(1027-B) How can membrane-based assays revolutionise drug discovery for G protein-coupled receptors?

The cannabinoid receptor (CBR) subtypes 1 (CB1R) and 2 (CB2R), are key components of the endocannabinoid system (ECS), playing a central role in the control of peripheral pain, inflammation, and the immune response, with further importance in the endocrine regulation of food intake and energy balance. So far, few medicines targeting these receptors have reached the clinic, suggesting that a better understanding of the receptor signalling properties of existing tool compounds and clinical candidates may open the door to the development of more effective and safer treatments.

Both CB1R and CB2R are G protein-coupled receptors (GPCRs) that signal via inhibitory G (Gi) proteins following receptor activation. However, studying signal transduction in GPCRs that couple through such G proteins, in a reliable and reproducible manner, is difficult. This is due to the inherent variability in live cell-based assays resulting from differences in receptor number and G protein expression. In addition, existing assays such as the [35S]-GTPgammaS assay come with various challenges resulting from the use of radioactive materials. Despite this, it remains a favoured technology as a high-throughput screening (HTS) method for screening novel drugs at Gi-coupled GPCRs such as the cannabinoid receptors.

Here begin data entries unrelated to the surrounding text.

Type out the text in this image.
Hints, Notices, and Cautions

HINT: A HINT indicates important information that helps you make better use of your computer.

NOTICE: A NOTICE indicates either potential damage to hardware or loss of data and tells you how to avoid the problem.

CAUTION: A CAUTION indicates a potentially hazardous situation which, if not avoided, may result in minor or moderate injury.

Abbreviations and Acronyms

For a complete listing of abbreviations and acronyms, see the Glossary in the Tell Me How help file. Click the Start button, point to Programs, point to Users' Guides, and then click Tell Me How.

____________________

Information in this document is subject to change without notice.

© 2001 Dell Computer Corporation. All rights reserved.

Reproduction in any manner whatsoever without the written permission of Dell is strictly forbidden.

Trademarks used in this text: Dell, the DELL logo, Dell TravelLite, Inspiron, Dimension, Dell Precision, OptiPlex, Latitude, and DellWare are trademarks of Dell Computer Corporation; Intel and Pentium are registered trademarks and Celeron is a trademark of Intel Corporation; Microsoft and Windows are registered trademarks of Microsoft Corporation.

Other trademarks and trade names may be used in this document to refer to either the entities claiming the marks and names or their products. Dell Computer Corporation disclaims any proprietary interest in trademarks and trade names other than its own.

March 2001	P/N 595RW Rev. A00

Newer, more powerful tools have emerged to study GPCR signalling in whole, living cells. Such methods include the development of G protein tricistronic activity sensor (G-CASE) biosensors for Gi-coupled GPCRs (Gi-CASE biosensors), that enable the activity of functional G proteins to be studied following changes in the BRET signal. Essentially, these biosensors detect activation and dissociation of the heterotrimeric G protein upon ligand-receptor binding and G protein activation, by monitoring BRET between the alpha and beta-gamma subunits of the G protein.

Here, we incorporated these G protein biosensors into CB1R and CB2R membrane preparations derived from stable, living cells overexpressing CB1R or CB2R as well as the Gi-CASE biosensor. This was possible as the G protein is lipidated at the amino terminus of the alpha subunit of the G protein, and the carboxyl terminus of the beta-gamma subunit of the G protein.

Our membrane-based Gi-CASE nano-BRET system successfully characterised the potency (pEC50) and efficacy (Emax) of CBR- agonists and inverse agonists in a 384-well screening format, in-line with whole-cell Gi-CASE assays and consistent with literature values obtained in various screening formats. This novel, membrane-based assay may be applicable to other GPCRs that couple through Gi proteins, including orphan receptors, thus facilitating convenient real-time HTS measurements of receptor activation.